Begeisterte Amateur-Astronautin

Ansari ist seit ihrer Jugend raumfahrtbegeistert. Sie hat in den USA Elektrotechnik und Computerwissenschaften studiert und mit ihrem Mann und einem Schwager ein Millionenvermögen mit ihrem Telekommunikationsunternehmen gemacht. Die Amateur-Astronautin gehört auch zu den Stiftern des mit zehn Millionen Dollar dotierten Ansari-Preises für den ersten privat finanzierten Raumflug. Vor Ansari waren bereits die Amerikaner Dennis Titow und Gregory Olsen sowie der Südafrikaner Mark Shuttleworth mit einem russischen Ticket als Weltraumtouristen in der ISS.
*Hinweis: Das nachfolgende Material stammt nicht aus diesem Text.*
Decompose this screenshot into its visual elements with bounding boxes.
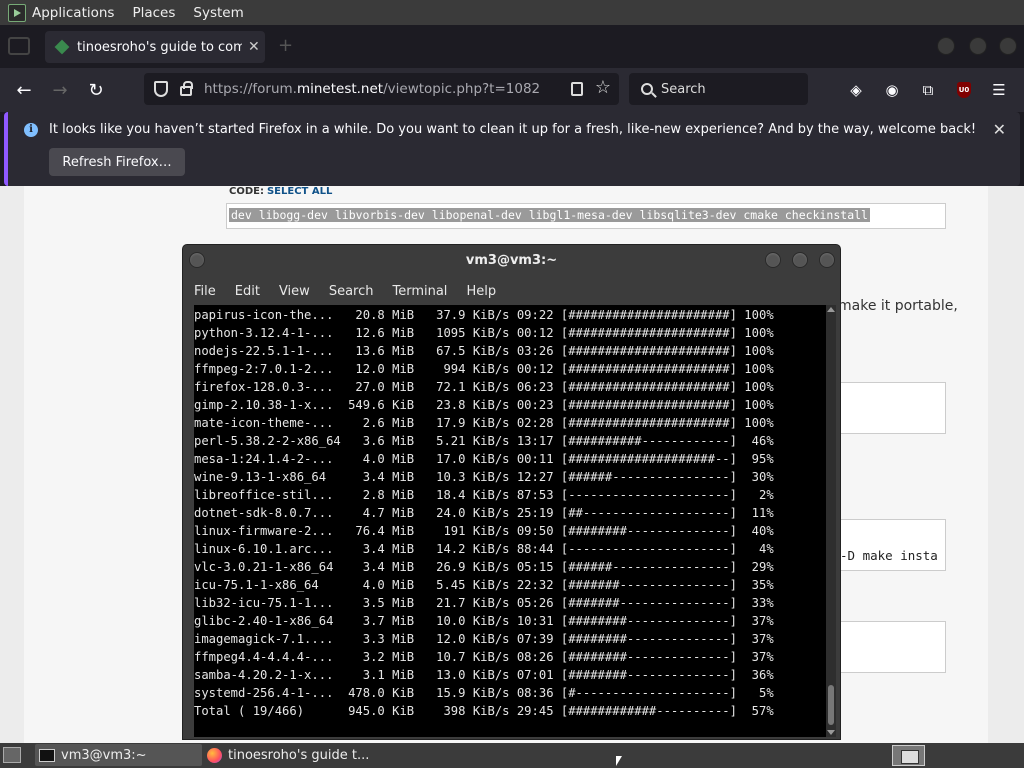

Ursprünglich sollte "Sojus TMA-9" bereits am 14. September starten. Doch wegen der Probleme mit der US-Raumfähre "Atlantis" musste die Mission verschoben werden. Die "Atlantis" hatte am 11. September mit rund 14-tägiger Verspätung an der ISS angelegt und neue Sonnenbatterien auf die Umlaufbahn gebracht. Am Sonntag hatte die Fähre wieder von der Station abgelegt und den Heimweg angetreten. "Atlantis" soll am Mittwoch landen, während die "Sojus"-Kapsel an der ISS andockt. (Von Gerhard Kowalski, ddp)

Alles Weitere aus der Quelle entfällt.